Born in 1911 in Georgia, the son of a sharecropper and the grandson of a slave, Gibson moved with his family to Pittsburgh in the early 1920s. There, his natural athletic ability led him to excel in all sports, but especially baseball. This history-laced biopic tells the story of Gibson’s meteoric rise from the Steel City’s sandlot leagues to his unmatched stardom in the Black ball era’s professional ranks—whose best teams not only rivaled, but often surpassed, their white “big league” counterparts in talent.
Gibson’s life was marked by great personal tragedy, as well as largely unrecognized triumph, during a time when segregation—still deeply entrenched throughout the country—was only beginning to be questioned by society at large. Yet if the outside world was cruel, within the world of baseball, despite its enforced separation, Gibson and his contemporaries found sanctuary—even peace—along with a widely accepted way to express their God-given talents and a dignified sense of purpose that said they were playing for something more than just a much-needed paycheck.
The story also explores how financial support for professional Black baseball often came in the form of questionable participants and tangled alliances, particularly during the Great Depression. While the ballplayers “just played ball,” some of the men behind the scenes had their fiscal roots in Prohibition liquor sales, illegal gambling, and other prohibited activities.
One such significant—if dubious—figure in the life of Josh Gibson was local numbers kingpin and “businessman” Gus Greenlee, owner of the hoppin’ Crawford Grill in Pittsburgh’s Hill District. “The Grill on the Hill” was where everyone who was anyone—Black or white—came to hear the most fantastic music on the planet.
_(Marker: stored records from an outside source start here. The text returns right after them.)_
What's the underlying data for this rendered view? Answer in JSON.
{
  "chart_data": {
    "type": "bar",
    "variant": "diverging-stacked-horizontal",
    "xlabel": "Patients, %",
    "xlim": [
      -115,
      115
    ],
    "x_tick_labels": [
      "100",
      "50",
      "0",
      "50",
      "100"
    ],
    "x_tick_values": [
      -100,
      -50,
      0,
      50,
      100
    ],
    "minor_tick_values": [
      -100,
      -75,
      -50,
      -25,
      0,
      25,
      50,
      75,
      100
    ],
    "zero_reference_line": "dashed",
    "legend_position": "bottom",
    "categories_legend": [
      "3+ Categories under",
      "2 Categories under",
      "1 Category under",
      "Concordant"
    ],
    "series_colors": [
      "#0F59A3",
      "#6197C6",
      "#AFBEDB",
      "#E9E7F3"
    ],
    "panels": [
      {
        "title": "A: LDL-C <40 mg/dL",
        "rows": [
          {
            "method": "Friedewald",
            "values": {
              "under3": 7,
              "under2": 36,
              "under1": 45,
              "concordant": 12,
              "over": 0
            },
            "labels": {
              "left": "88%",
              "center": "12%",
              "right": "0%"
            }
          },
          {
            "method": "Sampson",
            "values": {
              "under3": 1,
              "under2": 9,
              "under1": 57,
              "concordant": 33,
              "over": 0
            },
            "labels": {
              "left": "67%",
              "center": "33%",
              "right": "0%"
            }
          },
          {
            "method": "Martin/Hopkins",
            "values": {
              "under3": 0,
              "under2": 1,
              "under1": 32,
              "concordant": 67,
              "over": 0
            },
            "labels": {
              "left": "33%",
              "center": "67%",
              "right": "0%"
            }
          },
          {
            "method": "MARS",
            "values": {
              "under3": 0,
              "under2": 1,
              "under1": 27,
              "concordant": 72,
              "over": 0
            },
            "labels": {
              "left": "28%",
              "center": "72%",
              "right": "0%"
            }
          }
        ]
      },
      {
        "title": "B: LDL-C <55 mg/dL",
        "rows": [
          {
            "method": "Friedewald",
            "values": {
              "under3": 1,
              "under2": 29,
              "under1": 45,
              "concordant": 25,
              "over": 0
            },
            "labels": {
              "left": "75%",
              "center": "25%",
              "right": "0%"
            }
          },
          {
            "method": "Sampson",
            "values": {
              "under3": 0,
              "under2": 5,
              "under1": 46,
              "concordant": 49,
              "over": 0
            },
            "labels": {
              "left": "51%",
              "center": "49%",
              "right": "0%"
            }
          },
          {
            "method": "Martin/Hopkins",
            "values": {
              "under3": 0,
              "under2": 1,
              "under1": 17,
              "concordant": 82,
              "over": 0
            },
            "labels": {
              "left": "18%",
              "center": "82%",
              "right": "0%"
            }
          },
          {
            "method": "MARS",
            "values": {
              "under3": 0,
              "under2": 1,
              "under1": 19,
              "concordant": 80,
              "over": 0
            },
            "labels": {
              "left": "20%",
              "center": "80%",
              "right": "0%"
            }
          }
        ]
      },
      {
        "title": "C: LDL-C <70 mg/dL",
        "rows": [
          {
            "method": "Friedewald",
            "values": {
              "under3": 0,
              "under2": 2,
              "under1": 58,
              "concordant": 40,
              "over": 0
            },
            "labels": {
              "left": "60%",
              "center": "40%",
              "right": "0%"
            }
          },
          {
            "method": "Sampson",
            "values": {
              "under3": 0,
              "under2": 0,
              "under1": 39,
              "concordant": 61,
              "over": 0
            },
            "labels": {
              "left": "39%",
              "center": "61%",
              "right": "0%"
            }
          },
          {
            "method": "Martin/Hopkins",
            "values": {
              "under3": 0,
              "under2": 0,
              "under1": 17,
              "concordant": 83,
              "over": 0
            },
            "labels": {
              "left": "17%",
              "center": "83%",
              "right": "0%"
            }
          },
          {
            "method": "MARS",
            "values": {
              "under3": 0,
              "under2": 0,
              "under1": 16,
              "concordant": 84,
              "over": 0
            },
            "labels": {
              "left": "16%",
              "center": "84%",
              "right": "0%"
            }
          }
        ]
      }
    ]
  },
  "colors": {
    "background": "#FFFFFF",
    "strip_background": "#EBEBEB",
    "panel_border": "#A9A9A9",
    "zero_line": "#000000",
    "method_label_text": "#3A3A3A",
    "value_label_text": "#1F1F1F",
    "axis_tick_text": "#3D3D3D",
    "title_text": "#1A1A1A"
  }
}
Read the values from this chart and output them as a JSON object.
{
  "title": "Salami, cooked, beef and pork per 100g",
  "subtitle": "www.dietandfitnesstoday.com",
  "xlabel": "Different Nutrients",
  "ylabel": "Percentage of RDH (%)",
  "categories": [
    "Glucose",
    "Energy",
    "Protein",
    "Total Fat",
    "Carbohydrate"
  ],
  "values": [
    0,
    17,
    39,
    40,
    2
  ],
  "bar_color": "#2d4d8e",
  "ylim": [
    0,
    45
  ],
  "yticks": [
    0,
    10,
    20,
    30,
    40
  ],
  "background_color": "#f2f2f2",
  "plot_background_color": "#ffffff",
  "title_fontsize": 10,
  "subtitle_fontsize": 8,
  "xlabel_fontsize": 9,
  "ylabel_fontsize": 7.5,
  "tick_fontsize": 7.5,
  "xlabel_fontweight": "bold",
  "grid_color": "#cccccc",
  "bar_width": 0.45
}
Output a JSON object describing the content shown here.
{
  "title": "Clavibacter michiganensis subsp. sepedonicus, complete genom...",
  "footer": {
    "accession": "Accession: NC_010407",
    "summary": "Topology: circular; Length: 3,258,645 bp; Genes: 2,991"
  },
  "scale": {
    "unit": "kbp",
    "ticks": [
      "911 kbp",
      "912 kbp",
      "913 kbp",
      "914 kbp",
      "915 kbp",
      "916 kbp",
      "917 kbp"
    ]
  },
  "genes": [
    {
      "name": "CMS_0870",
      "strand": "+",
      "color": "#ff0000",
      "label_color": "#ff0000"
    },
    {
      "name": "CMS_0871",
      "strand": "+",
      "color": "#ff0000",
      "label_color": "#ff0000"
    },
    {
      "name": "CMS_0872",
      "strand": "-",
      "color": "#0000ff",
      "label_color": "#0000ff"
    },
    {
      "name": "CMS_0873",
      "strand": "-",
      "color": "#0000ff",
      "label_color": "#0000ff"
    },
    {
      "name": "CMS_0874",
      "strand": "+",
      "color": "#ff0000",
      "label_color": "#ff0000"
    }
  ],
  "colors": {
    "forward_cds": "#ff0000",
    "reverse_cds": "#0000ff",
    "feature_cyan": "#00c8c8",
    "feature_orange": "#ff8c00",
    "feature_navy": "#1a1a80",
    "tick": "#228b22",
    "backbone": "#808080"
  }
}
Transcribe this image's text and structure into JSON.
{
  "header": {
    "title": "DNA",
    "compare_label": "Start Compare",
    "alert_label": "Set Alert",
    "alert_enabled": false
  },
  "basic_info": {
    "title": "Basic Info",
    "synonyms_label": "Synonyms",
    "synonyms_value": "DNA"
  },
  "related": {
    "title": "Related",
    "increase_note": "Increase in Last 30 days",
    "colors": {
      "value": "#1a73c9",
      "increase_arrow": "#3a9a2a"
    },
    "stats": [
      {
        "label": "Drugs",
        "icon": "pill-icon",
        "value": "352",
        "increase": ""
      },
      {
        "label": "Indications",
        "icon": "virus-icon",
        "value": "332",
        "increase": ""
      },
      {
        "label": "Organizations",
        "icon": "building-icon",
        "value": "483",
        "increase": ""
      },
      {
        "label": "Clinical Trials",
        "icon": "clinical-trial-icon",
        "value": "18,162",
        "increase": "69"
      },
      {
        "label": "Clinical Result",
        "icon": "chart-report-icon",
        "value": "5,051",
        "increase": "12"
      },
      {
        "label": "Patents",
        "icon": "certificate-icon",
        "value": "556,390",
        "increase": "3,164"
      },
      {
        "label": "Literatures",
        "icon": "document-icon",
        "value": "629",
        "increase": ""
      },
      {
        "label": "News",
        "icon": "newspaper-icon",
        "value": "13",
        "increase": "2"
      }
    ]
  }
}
Prominent businessmen, politicians, athletes, and celebrities alike filled the famed nightclub to see jazz greats such as Louis Armstrong, Lena Horne, and Duke Ellington in their prime.
It was before the vibrant musical tapestry of these remarkable artists, and many others from the jazz scene of the 1930s and ’40s, that much of the Black ball era unfolded—along with the life and times of one of the greatest, yet most unheralded, baseball players who ever lived: Joshua “Josh” Gibson.
FASTBALL ON THE OUTSIDE CORNER tells how it all went down.